Do you have an apple airport extreme or a linksys wrt610n? the WRTs of
the world all 40 or so of the variants of that thing that have ever
existed are rather old and in many cases bizarrely resource limited.

> Does anyone have any leads to information about such products (In
> production or planned production)?
> 
> We are thinking that most vendors are going to wait until Ma and Pa home
> user are screaming for them.

Vendors are in business of stimulating the replacement cycle by adding
features... right now the magic words are gigabit ethernet and 802.11n.

Chances are ma and pa won't even know they device they has ipv6 (do they
know it has ipv4?) unless it has a big-ass sticker on the outside of the
box.

like this i/o data ap from 2006...

http://akiba-pc.watch.impress.co.jp/hotline/20060923/image/m060920r34.html


> Thoughts?

you next wirelss ap has 2-6 radio phys an 800mhz mips processor and 64MB
 of ram, there's a lot of thing it can do that your old one can't
> 



Re: Consumer Grade - IPV6 Enabled Router Firewalls.

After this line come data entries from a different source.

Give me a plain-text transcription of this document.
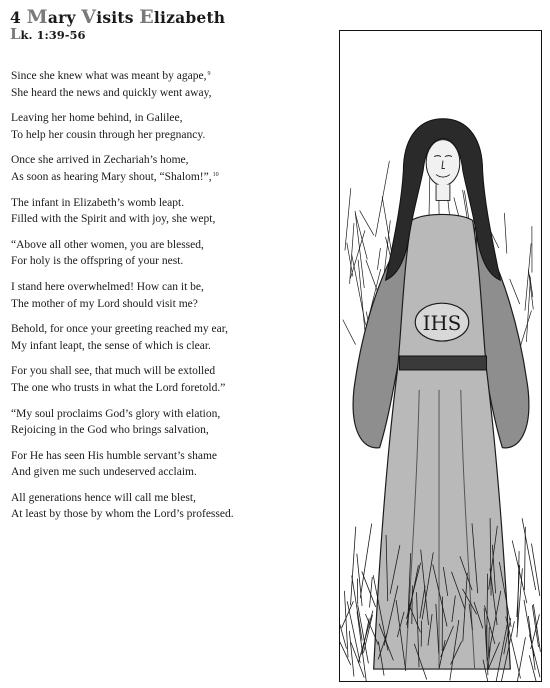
4 Mary Visits Elizabeth
Lk. 1:39-56
Since she knew what was meant by agape,$^9$
She heard the news and quickly went away,
Leaving her home behind, in Galilee,
To help her cousin through her pregnancy.
Once she arrived in Zechariah’s home,
As soon as hearing Mary shout, “Shalom!”,$^{10}$
The infant in Elizabeth’s womb leapt.
Filled with the Spirit and with joy, she wept,
“Above all other women, you are blessed,
For holy is the offspring of your nest.
I stand here overwhelmed! How can it be,
The mother of my Lord should visit me?
Behold, for once your greeting reached my ear,
My infant leapt, the sense of which is clear.
For you shall see, that much will be extolled
The one who trusts in what the Lord foretold.”
“My soul proclaims God’s glory with elation,
Rejoicing in the God who brings salvation,
For He has seen His humble servant’s shame
And given me such undeserved acclaim.
All generations hence will call me blest,
At least by those by whom the Lord’s professed.
IHS
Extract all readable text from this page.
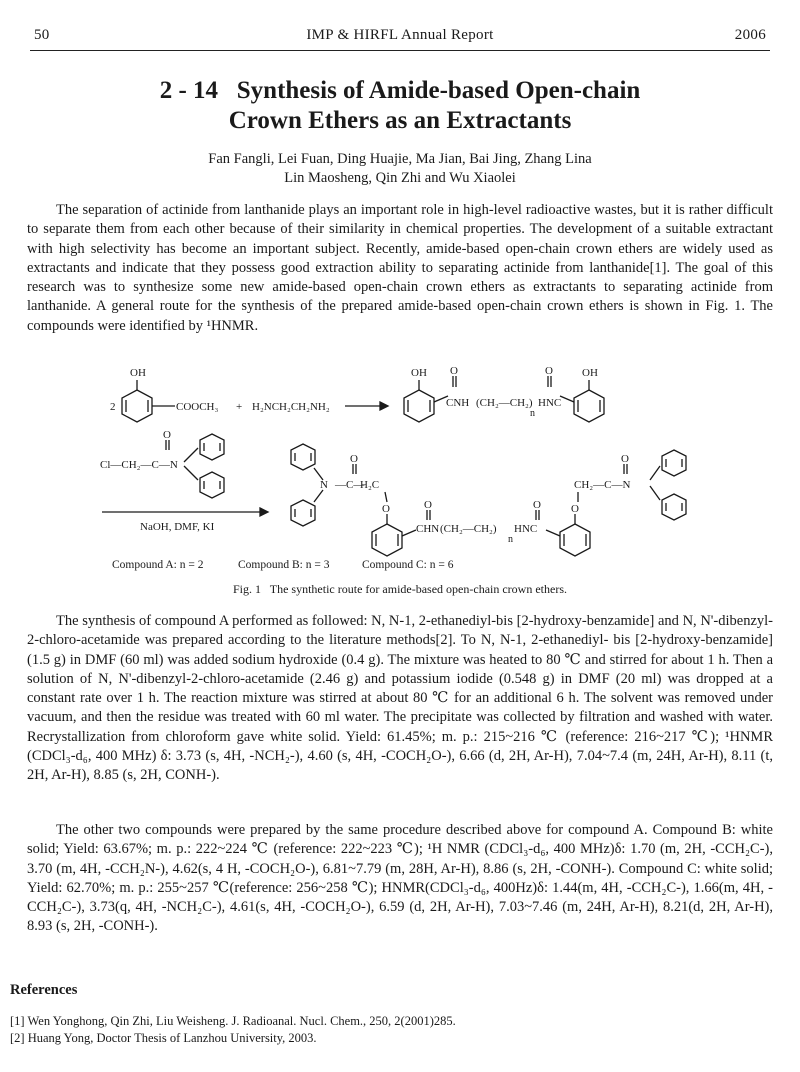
50	IMP & HIRFL Annual Report	2006
2 - 14   Synthesis of Amide-based Open-chain
Crown Ethers as an Extractants
Fan Fangli, Lei Fuan, Ding Huajie, Ma Jian, Bai Jing, Zhang Lina
Lin Maosheng, Qin Zhi and Wu Xiaolei

The separation of actinide from lanthanide plays an important role in high-level radioactive wastes, but it is rather difficult to separate them from each other because of their similarity in chemical properties. The development of a suitable extractant with high selectivity has become an important subject. Recently, amide-based open-chain crown ethers are widely used as extractants and indicate that they possess good extraction ability to separating actinide from lanthanide[1]. The goal of this research was to synthesize some new amide-based open-chain crown ethers as extractants to separating actinide from lanthanide. A general route for the synthesis of the prepared amide-based open-chain crown ethers is shown in Fig. 1. The compounds were identified by ¹HNMR.

OH
2	COOCH₃ + H₂NCH₂CH₂NH₂
OH O
CNH (CH₂—CH₂)
n
HNC
O	OH
O
Cl—CH₂—C—N
NaOH, DMF, KI
N
O
—C—
H₂C
O	O
CHN (CH₂—CH₂)
n
HNC
O	O
O
CH₂—C—N
Compound A: n = 2	Compound B: n = 3	Compound C: n = 6
Fig. 1   The synthetic route for amide-based open-chain crown ethers.

The synthesis of compound A performed as followed: N, N-1, 2-ethanediyl-bis [2-hydroxy-benzamide] and N, N'-dibenzyl-2-chloro-acetamide was prepared according to the literature methods[2]. To N, N-1, 2-ethanediyl- bis [2-hydroxy-benzamide] (1.5 g) in DMF (60 ml) was added sodium hydroxide (0.4 g). The mixture was heated to 80 ℃ and stirred for about 1 h. Then a solution of N, N'-dibenzyl-2-chloro-acetamide (2.46 g) and potassium iodide (0.548 g) in DMF (20 ml) was dropped at a constant rate over 1 h. The reaction mixture was stirred at about 80 ℃ for an additional 6 h. The solvent was removed under vacuum, and then the residue was treated with 60 ml water. The precipitate was collected by filtration and washed with water. Recrystallization from chloroform gave white solid. Yield: 61.45%; m. p.: 215~216 ℃ (reference: 216~217 ℃); ¹HNMR (CDCl₃-d₆, 400 MHz) δ: 3.73 (s, 4H, -NCH₂-), 4.60 (s, 4H, -COCH₂O-), 6.66 (d, 2H, Ar-H), 7.04~7.4 (m, 24H, Ar-H), 8.11 (t, 2H, Ar-H), 8.85 (s, 2H, CONH-).

The other two compounds were prepared by the same procedure described above for compound A. Compound B: white solid; Yield: 63.67%; m. p.: 222~224 ℃ (reference: 222~223 ℃); ¹H NMR (CDCl₃-d₆, 400 MHz)δ: 1.70 (m, 2H, -CCH₂C-), 3.70 (m, 4H, -CCH₂N-), 4.62(s, 4 H, -COCH₂O-), 6.81~7.79 (m, 28H, Ar-H), 8.86 (s, 2H, -CONH-). Compound C: white solid; Yield: 62.70%; m. p.: 255~257 ℃(reference: 256~258 ℃); HNMR(CDCl₃-d₆, 400Hz)δ: 1.44(m, 4H, -CCH₂C-), 1.66(m, 4H, -CCH₂C-), 3.73(q, 4H, -NCH₂C-), 4.61(s, 4H, -COCH₂O-), 6.59 (d, 2H, Ar-H), 7.03~7.46 (m, 24H, Ar-H), 8.21(d, 2H, Ar-H), 8.93 (s, 2H, -CONH-).

References
[1] Wen Yonghong, Qin Zhi, Liu Weisheng. J. Radioanal. Nucl. Chem., 250, 2(2001)285.
[2] Huang Yong, Doctor Thesis of Lanzhou University, 2003.
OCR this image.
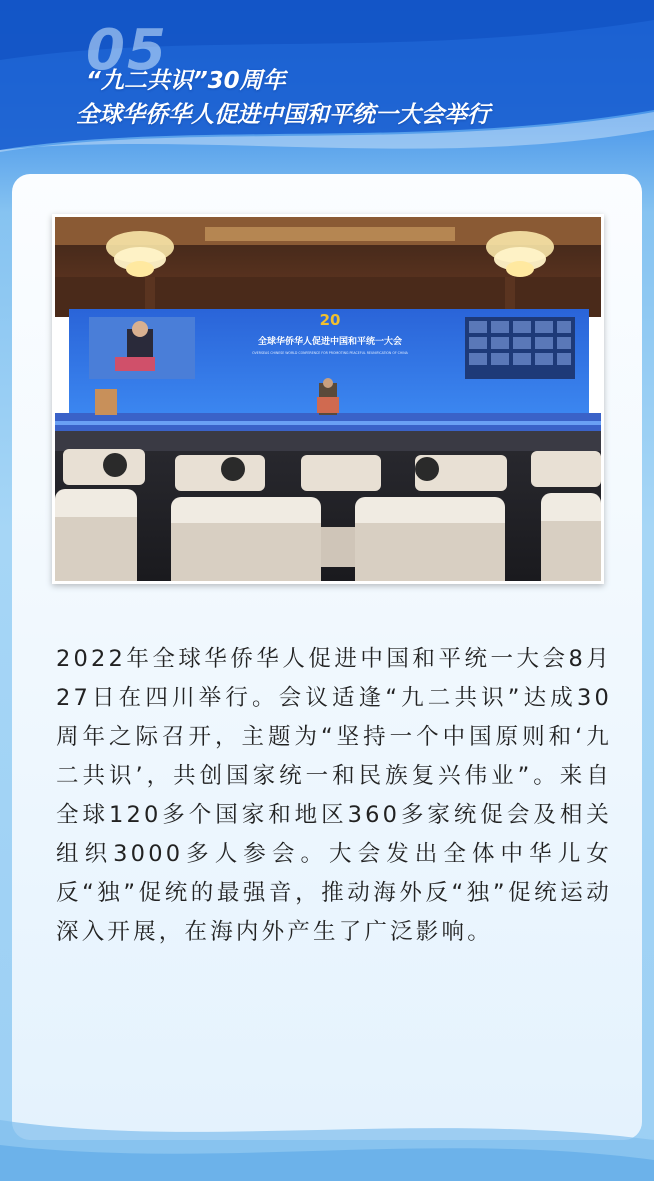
05
“九二共识”30周年
全球华侨华人促进中国和平统一大会举行
20
全球华侨华人促进中国和平统一大会
OVERSEAS CHINESE WORLD CONFERENCE FOR PROMOTING PEACEFUL REUNIFICATION OF CHINA

2022年全球华侨华人促进中国和平统一大会8月27日在四川举行。会议适逢“九二共识”达成30周年之际召开，主题为“坚持一个中国原则和‘九二共识’，共创国家统一和民族复兴伟业”。来自全球120多个国家和地区360多家统促会及相关组织3000多人参会。大会发出全体中华儿女反“独”促统的最强音，推动海外反“独”促统运动深入开展，在海内外产生了广泛影响。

2009-12-03 Thread Mohacsi Janos



On Thu, 3 Dec 2009, Mark Newton wrote:



On 03/12/2009, at 9:51 AM, Dave Temkin wrote:


You're correct, out of the box there aren't many.  The first couple that come 
to mind are the Apple Airport Express and Airport Extreme, but I don't believe 
Linksys/Netgear/etc. have support out of the box.


The Apple products do 6to4 out of the box, but don't support v6 natively.

Apple seems to have ideological objections to DHCPv6, so at the moment
there's little hope at all that prefix delegation will work on any of their
CPE products.



According to Apple the latest Apple Airport Extreme does support DHCPv6 
prefix delegation and native IPv6 uplink not only 6to4.